Friday, January 31, 2020

FS

People wonder what to TV executives do?  After all, it's the creative people who make the shows.  The suits?  Well, they pick the shows, schedule them, cancel them, give notes and deal with budgets. It may sound like nothing (or like the cushiest just ever), but the difference between a good exec and a bad exec is the difference between a hit channel and one that flops.

Fred Silverman has just died.  He was a TV exec with one of the most storied careers in the business.  At a young age it was clear he was masterful at programming.  He even wrote his college thesis about it.

Before too long, he was in charge of prime time at CBS.  He made the famous shift in the early 1970s.  CBS was on top and had been on top for a long time, but (in an era when there were only three networks fighting for most of the eyeballs0 that wasn't enough.  They wanted a better demographic--younger, hipper, richer.  This meant getting rid of their "country shows"--Green Acres, The Beverly Hillbillies, Mayberry R.F.D. etc.--and replacing them with smart show with more city appeal.  What followed were huge hits that made CBS bigger than ever--All In The Family, Mary Tyler Moore, M*A*S*H and so on. Silverman was also good at creating spinoffs from his hit--Maude, The Jeffersons, Rhoda, Good Times.

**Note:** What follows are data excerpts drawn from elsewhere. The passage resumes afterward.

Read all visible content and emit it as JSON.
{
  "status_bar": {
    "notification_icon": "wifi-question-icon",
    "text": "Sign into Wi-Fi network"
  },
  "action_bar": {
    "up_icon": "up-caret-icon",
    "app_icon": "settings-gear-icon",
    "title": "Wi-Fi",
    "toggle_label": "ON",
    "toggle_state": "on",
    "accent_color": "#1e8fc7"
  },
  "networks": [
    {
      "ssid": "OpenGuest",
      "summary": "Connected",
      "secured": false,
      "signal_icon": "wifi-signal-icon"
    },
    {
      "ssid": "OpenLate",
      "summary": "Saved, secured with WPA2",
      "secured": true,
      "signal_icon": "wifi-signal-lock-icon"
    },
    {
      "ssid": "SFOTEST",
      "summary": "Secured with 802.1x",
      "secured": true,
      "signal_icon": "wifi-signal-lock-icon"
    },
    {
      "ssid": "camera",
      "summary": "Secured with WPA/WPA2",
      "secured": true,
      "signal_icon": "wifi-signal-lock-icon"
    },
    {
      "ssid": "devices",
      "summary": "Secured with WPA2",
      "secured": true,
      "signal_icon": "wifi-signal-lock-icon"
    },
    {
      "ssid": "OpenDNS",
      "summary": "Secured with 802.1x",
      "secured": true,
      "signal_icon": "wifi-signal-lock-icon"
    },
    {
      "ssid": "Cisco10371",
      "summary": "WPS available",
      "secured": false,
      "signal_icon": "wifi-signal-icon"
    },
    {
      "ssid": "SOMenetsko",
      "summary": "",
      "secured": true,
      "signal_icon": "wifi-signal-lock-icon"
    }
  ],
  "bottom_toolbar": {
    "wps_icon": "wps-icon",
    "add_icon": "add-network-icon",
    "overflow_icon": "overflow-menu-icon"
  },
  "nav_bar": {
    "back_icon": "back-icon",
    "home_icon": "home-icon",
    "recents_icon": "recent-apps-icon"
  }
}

And then, in 1975, Silverman left for the perennial last place network, ABC.  And he turned that around with hits like a revitalized Happy Days, Laverne & Shirley (another spinoff), Three's Company,. Charlie's Angels (it was known as "jiggle television"), The Love Boat, Fantasy Island and a lot more, including major miniseries, such as Roots.  Critics complained Silverman was dumbing down TV, but, true or not, his job was the give the public what it wanted.

He tried for the hat trick, going to NBC in the late 70s.  This time he couldn't pull it off--Saturday Night Live even made fun of him, doing a sketch about his last days in the bunker (he did not appreciate it).  Still, he did manage to have some successes--for instance, he was a believer in the then-unknown David Letterman.

In the 80s, he started his own production company, creating shows such as Matlock and In The Heat Of The Night.  He also hoped to get into movies, though nothing came of it.  I know this because I worked on a project of his that we was developing.

Anyway, he was a programming legend.  How many people can you say that about?